BRASÍLIA — O ministro da Casa Civil, Eliseu Padilha, admitiu nesta segunda-feira que o governo pode rever a forma de repassar ao consumidor o preço de outros combustíveis, sobretudo da gasolina. Ele fez questão de ressaltar, no entanto, que o governo não vai mexer na política de preços da Petrobras. Pelo raciocínio do governo, a política da empresa se mantém a mesma. A forma como o valor seria repassado ao contribuinte é que pode ser alterada.

Segundo ele, as propostas para a mudança na periodicidade do repasse - se semanais ou mensais, por exemplo - virão de um grupo de trabalho criado pelo ministro de Minas e Energia, Moreira Franco, e, uma vez entregues ao Palácio do Planalto, o governo vai avaliar as iniciativas.

— A política de preços da Petrobras está preservada, não se mexe nisso. O grupo de trabalho do Ministério de Minas e Energia está estudando uma fórmula de como o problema (dos combustíveis) pode ser resolvido. Nós podemos achar uma solução para esse repasse (ao consumidor) — disse o ministro da Casa Civil.

No Planalto, há um esforço para que o presidente Michel Temer e seus ministros mais próximos se afastem da discussão sobre os reajustes no preço da gasolina, tudo para evitar a ideia de que Temer esteja atuando para interferir na política de preços da Petrobras - o que, após mensagens confusas do Planalto, o presidente negou que estivesse fazendo.
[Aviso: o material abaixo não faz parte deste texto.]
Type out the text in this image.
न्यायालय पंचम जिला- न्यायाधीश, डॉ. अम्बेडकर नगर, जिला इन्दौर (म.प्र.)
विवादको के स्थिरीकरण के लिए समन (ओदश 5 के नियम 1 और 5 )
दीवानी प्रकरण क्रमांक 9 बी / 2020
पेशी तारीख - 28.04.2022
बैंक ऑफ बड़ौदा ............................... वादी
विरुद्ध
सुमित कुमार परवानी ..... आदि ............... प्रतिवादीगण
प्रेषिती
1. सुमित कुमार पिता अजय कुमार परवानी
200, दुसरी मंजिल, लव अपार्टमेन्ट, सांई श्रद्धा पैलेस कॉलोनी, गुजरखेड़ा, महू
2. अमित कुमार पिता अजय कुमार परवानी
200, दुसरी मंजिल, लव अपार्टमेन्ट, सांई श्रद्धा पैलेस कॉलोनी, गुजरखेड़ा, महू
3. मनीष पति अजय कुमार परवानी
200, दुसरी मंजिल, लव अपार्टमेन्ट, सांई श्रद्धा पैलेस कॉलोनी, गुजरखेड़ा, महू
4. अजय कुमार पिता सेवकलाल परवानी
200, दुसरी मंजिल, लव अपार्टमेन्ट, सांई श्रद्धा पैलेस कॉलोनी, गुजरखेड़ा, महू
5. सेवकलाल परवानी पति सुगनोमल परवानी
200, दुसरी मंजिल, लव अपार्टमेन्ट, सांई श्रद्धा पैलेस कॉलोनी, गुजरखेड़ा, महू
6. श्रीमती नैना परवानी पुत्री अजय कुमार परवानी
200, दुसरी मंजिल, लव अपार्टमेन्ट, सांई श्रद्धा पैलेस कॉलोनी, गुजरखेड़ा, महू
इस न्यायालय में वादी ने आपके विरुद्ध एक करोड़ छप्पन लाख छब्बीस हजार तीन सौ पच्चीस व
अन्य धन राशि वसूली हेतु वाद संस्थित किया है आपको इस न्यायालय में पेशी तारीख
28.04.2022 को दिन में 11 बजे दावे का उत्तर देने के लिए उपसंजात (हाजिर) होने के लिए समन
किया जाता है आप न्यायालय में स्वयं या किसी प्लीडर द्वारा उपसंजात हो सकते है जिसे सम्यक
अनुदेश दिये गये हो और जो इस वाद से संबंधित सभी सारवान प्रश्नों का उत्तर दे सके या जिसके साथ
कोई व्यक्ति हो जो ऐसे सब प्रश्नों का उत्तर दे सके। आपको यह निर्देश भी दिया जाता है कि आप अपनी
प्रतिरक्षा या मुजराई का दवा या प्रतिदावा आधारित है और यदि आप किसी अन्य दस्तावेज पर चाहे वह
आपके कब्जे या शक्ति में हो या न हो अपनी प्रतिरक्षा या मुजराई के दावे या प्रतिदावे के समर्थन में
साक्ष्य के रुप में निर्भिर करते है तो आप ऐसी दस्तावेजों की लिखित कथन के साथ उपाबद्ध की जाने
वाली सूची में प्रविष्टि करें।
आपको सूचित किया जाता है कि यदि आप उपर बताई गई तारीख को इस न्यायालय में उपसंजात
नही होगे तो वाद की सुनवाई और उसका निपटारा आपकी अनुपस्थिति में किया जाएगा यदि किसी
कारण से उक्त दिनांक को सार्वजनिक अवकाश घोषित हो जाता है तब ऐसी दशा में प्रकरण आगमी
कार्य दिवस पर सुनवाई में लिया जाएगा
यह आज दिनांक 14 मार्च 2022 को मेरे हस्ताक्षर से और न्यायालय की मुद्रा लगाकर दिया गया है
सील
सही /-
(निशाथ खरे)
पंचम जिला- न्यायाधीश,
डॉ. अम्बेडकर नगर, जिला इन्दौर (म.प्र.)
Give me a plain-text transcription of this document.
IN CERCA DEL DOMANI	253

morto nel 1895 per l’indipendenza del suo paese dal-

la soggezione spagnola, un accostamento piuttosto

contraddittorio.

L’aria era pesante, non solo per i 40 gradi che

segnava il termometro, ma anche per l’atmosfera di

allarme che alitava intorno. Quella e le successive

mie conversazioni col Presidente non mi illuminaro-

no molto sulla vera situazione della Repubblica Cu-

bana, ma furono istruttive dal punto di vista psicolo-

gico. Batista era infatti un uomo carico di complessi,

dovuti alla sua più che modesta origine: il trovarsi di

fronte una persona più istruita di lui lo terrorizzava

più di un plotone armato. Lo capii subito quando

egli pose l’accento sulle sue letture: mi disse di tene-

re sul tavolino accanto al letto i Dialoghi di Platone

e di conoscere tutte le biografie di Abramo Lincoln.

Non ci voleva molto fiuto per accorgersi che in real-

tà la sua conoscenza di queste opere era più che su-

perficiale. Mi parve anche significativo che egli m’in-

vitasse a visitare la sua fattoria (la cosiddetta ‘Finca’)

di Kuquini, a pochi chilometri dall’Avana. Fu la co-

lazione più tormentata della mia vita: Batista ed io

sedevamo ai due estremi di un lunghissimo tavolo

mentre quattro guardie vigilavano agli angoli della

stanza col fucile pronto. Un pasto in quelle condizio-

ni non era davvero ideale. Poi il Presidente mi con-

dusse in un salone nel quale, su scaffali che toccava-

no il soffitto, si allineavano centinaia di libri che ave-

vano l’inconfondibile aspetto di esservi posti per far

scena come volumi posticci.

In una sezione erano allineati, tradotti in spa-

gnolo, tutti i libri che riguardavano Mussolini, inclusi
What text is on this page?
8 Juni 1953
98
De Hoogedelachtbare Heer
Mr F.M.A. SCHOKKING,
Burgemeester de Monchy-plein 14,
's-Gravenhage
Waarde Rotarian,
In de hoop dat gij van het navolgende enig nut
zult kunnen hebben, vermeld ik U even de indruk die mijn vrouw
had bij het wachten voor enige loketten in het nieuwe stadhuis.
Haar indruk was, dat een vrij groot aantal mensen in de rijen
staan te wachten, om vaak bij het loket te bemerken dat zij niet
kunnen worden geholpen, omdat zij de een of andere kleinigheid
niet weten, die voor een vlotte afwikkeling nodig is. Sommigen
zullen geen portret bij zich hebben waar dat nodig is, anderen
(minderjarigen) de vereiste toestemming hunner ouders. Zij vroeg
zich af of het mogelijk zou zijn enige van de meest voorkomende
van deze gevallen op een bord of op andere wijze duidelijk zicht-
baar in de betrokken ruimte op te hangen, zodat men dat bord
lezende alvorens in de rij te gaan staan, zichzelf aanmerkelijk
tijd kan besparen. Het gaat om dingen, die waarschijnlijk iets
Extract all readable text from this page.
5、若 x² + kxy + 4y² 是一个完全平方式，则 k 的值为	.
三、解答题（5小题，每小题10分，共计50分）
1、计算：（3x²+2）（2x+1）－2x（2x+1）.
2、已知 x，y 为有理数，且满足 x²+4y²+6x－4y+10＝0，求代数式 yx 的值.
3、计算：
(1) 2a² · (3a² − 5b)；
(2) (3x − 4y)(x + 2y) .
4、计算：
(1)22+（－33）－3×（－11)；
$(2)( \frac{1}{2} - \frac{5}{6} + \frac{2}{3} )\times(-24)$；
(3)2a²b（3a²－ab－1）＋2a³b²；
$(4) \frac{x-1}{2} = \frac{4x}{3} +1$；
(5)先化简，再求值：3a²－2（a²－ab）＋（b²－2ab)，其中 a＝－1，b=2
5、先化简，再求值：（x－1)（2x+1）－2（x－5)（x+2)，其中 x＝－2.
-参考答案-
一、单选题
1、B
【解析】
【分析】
— O Planalto não pode interferir nisso e levar essa discussão para o colo do presidente. O Moreira tem que achar uma solução e apresentar para o palácio — afirmou uma pessoa próxima a Temer.

Nesta segunda-feria, a Petrobras anunciou que vai reduzir o preço da gasolina nas refinarias em 0,68% a partir de terça-feira. O movimento ocorre diante da recente queda nos preços do petróleo, dado o aumento de produção nos Estados Unidos e a perspectiva de maior oferta pelo cartel Opep.

Os reajustes da gasolina seguem as diretrizes publicadas pela Petrobras em meados do ano passado, quando a política de preços da empresa passou a prever movimentos quase que diários, seguindo cotações internacionais. No caso do diesel, a empresa aceitou interromper os reajustes diários como parte de um acordo fechado pelo governo federal com caminhoneiros para encerrar uma paralisação que afetou fortemente a economia do país.